Hi, I’m trying to normalize a filehandle of unknown
encoding to UTF8. There is a lot of documentation about changing/converting
data formats but nothing I’ve tried works. Here is my problem and what I
tried to do to solve it. I have a form upload which is allowing my clients to upload address
books in different formats. Quite a few people are trying to upload LDIF files
exported from MS Outlook and often there are internationalized characters in
the windows-1252 character set. Here is an example of what I mean: Bjørn Stabel I have a file handle for the upload filed (it’s an
IO::File object) and I thought I could force the filehandle to convert itself
to UTF-8 ‘on the fly’ based on some of the examples and readings I’ve
done in the various PerlIO and encoding man pages. However nothing I do seems
to work. Here’s what I’ve tried: (Assume $fh) is the IO::File object binmode ($fh, “:utf8”) or die “trouble $!”; binmode ($fh, “:encoding(utf8)” ) or die “trouble
$!”; Now I can’t use ‘encoding(latin1)’ because
only some files are encoded this way.

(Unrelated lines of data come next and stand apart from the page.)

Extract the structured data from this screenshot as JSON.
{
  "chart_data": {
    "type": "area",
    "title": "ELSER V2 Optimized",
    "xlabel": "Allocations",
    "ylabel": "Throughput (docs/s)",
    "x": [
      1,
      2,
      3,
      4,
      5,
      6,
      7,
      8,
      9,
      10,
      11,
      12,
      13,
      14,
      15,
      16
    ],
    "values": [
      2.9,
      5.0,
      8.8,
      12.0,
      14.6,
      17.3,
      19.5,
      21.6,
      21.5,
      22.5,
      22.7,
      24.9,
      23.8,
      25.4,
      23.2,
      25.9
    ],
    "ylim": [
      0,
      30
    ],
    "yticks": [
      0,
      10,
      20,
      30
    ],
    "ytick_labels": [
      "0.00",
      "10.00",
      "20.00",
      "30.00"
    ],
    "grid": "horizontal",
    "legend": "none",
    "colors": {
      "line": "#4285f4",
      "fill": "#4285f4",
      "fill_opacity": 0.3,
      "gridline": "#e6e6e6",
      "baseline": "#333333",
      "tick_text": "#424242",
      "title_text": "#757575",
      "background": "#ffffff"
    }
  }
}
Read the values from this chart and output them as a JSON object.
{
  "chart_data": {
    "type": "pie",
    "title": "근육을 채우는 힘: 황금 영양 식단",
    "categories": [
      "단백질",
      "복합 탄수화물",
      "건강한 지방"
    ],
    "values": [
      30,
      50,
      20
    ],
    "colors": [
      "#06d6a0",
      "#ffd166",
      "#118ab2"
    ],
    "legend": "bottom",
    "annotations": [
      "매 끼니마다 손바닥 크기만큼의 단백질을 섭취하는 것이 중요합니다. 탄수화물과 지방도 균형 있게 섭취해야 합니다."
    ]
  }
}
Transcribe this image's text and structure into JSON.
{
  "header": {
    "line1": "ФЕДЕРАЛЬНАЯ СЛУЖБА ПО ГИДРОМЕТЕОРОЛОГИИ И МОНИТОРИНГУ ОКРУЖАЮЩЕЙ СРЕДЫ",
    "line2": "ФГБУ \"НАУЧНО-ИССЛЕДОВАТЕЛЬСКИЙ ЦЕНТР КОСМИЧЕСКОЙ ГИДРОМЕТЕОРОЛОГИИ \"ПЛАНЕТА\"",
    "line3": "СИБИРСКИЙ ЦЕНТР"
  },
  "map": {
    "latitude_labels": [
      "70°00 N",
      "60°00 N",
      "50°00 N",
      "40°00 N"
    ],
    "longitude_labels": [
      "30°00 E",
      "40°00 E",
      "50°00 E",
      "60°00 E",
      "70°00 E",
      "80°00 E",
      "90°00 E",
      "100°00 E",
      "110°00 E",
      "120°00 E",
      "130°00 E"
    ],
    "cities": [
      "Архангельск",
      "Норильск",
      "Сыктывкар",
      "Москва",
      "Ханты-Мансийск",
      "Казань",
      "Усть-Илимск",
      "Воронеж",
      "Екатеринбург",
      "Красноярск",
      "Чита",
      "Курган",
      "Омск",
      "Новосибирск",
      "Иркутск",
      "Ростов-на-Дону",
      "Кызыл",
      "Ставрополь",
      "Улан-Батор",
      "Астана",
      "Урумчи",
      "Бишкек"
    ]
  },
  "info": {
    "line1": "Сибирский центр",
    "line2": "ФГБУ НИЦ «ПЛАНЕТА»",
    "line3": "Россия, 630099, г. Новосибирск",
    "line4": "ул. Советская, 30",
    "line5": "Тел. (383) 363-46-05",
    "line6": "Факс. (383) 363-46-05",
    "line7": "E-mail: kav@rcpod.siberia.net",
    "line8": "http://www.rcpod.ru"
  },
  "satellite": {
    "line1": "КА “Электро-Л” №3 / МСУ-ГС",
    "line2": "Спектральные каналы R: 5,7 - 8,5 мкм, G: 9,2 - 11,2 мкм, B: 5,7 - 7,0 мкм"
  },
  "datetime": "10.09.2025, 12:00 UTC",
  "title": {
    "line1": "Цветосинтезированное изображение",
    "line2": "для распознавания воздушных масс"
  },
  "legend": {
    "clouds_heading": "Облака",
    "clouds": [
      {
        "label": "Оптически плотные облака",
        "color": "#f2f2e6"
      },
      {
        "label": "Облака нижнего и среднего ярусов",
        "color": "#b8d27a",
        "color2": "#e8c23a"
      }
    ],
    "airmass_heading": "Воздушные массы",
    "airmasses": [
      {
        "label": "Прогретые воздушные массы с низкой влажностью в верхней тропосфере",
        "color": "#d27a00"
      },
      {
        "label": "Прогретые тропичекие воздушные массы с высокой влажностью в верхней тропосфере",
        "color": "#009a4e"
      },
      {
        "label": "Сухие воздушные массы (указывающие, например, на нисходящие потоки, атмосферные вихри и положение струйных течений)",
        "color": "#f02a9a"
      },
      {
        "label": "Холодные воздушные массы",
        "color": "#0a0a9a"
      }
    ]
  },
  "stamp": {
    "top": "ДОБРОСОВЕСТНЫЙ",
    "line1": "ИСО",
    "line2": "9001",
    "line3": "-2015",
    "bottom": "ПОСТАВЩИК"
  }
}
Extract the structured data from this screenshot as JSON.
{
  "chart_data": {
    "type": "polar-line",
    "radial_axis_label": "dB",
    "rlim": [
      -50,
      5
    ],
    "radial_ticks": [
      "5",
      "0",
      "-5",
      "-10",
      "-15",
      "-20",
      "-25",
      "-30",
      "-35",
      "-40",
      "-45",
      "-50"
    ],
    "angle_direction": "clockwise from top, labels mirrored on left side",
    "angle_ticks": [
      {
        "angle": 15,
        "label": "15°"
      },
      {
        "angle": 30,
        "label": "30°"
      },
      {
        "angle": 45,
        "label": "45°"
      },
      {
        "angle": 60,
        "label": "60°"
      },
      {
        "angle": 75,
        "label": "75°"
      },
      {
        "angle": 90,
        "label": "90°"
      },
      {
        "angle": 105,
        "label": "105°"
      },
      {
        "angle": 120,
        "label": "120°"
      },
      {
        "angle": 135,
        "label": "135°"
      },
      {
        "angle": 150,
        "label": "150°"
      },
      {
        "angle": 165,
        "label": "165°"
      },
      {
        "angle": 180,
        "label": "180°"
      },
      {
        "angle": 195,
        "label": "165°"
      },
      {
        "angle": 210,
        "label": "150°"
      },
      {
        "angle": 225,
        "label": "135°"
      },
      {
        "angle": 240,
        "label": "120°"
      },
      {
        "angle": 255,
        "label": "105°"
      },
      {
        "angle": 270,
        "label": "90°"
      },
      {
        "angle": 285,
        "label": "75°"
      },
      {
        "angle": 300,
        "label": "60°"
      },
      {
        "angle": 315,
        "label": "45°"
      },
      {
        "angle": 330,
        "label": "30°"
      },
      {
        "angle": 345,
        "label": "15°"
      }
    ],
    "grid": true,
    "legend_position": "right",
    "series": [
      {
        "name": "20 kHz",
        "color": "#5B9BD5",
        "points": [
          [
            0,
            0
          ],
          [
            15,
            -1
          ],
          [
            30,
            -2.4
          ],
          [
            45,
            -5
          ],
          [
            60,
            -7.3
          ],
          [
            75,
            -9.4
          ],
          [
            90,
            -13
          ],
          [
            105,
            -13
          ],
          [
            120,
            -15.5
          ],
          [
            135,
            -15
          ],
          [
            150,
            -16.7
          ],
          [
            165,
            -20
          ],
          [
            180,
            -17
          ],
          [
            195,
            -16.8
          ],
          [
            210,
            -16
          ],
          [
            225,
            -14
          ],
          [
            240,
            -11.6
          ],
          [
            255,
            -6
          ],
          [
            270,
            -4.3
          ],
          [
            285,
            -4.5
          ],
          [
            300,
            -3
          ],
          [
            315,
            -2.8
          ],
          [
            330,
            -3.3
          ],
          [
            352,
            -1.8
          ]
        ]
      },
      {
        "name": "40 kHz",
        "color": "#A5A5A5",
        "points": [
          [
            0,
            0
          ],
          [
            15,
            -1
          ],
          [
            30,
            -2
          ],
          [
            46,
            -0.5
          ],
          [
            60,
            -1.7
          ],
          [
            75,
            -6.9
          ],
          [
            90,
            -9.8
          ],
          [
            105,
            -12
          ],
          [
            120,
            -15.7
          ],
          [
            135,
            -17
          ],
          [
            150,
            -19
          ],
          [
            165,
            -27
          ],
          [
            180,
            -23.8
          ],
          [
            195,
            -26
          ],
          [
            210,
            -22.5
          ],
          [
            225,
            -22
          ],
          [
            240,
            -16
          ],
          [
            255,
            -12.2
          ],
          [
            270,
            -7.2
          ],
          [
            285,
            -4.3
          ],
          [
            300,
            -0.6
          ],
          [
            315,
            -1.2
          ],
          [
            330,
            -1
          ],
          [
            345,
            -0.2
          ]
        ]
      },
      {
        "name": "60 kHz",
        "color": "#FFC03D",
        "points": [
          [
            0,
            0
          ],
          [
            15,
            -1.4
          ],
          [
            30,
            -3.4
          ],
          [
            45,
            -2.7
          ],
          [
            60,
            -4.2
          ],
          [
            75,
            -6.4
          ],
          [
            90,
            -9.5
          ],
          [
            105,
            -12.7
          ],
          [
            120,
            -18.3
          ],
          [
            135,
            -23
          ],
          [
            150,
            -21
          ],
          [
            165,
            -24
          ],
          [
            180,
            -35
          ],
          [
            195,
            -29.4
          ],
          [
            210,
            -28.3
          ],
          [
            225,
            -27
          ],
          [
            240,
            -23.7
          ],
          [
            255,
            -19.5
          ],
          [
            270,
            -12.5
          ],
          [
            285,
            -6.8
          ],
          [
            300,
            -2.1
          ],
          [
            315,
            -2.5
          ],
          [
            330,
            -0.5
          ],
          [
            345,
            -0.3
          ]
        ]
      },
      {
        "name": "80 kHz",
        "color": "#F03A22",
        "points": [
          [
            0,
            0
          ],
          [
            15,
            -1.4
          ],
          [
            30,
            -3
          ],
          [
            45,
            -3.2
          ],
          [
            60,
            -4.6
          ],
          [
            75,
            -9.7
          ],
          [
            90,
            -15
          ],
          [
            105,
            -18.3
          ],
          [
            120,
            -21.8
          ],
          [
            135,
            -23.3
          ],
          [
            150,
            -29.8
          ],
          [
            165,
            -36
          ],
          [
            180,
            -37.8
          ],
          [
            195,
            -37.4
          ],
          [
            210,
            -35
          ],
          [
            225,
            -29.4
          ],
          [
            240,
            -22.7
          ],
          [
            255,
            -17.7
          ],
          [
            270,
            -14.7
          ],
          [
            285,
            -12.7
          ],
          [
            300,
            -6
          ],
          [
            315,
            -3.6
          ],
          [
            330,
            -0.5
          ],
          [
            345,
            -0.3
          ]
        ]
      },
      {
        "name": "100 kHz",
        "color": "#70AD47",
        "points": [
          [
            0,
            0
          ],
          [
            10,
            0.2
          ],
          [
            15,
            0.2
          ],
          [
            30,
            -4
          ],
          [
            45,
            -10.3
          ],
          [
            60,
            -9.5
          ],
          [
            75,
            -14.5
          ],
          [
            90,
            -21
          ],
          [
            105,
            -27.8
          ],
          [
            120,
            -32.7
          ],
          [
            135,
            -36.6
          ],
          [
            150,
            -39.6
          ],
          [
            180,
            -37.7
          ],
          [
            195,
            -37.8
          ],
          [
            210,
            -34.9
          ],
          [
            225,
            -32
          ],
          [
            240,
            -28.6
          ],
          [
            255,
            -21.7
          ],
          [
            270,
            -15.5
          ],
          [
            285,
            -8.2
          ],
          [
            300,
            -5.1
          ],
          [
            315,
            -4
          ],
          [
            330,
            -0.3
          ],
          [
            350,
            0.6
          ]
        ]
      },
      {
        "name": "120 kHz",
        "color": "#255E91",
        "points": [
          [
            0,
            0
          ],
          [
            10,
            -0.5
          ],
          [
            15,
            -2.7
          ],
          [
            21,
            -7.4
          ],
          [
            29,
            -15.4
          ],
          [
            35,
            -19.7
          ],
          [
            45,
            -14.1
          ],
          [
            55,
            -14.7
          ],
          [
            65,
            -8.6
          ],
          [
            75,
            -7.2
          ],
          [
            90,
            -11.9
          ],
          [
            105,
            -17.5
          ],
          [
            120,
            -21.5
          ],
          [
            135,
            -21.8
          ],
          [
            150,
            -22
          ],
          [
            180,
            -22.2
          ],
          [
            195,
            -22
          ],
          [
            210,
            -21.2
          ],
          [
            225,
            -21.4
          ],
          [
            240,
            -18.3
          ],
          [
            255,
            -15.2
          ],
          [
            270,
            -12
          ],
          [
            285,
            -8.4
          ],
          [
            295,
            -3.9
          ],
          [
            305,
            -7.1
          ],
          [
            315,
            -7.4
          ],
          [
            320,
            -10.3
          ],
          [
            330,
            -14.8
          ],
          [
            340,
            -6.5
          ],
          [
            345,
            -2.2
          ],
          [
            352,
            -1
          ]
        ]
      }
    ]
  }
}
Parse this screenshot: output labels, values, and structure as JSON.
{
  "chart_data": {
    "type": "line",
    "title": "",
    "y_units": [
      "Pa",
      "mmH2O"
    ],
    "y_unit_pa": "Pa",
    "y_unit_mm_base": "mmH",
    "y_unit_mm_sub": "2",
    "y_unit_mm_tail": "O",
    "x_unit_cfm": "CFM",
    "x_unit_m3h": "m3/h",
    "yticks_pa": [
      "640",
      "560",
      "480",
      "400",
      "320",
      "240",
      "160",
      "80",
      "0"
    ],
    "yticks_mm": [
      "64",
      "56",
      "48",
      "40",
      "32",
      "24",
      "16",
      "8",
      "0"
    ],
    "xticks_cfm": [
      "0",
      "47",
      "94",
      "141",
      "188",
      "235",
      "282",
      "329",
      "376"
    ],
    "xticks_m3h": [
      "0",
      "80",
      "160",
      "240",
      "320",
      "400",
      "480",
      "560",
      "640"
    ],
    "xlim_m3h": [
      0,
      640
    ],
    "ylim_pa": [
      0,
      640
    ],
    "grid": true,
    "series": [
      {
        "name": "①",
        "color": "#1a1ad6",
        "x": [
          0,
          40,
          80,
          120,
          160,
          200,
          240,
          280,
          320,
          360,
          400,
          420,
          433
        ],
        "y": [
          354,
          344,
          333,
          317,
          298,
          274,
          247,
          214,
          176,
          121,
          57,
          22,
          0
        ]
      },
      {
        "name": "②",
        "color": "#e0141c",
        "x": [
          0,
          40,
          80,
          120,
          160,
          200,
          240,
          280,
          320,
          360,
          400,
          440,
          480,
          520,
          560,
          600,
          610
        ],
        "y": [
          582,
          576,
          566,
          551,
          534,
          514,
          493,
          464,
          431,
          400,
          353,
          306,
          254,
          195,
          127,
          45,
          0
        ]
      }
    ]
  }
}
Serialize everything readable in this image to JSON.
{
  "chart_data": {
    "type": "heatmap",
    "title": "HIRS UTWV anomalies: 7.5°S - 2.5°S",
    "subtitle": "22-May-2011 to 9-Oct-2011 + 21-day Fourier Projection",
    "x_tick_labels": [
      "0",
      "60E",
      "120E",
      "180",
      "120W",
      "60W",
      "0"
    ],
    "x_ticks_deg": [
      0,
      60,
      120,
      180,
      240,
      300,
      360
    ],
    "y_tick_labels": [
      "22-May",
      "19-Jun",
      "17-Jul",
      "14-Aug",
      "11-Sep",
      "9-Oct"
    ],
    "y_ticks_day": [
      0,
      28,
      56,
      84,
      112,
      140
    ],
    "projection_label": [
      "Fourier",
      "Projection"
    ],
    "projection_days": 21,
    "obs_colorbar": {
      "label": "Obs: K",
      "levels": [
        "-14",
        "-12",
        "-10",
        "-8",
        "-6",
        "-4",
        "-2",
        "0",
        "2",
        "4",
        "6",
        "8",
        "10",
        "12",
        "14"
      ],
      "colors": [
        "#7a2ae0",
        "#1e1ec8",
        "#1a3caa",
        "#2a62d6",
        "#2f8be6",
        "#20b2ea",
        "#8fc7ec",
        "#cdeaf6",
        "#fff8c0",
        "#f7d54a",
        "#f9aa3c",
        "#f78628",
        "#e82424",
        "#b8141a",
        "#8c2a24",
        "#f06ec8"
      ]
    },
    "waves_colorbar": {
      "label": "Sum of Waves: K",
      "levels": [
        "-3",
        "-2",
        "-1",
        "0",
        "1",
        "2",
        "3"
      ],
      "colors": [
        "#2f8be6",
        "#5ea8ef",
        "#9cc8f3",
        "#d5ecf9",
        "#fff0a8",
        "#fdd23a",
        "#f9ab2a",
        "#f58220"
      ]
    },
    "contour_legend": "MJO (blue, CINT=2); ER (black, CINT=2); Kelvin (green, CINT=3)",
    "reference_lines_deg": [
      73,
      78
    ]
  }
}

I run into trouble when I try to insert fields from the addressbook
into my UTF8 Postgresql database. Right now I can fix it with encode_utf8(…)
but I have to use that on every single recovered values that gets inserted into
the database, so it really seems like an ugly workaround. Isn’t there some way to normalize a filehandle of
unknown uncoding to UTF-8? All the examples I see seem to suggest this is
possible, but I just can’t make it work. Thank you for your suggestions, John Napiorkowski |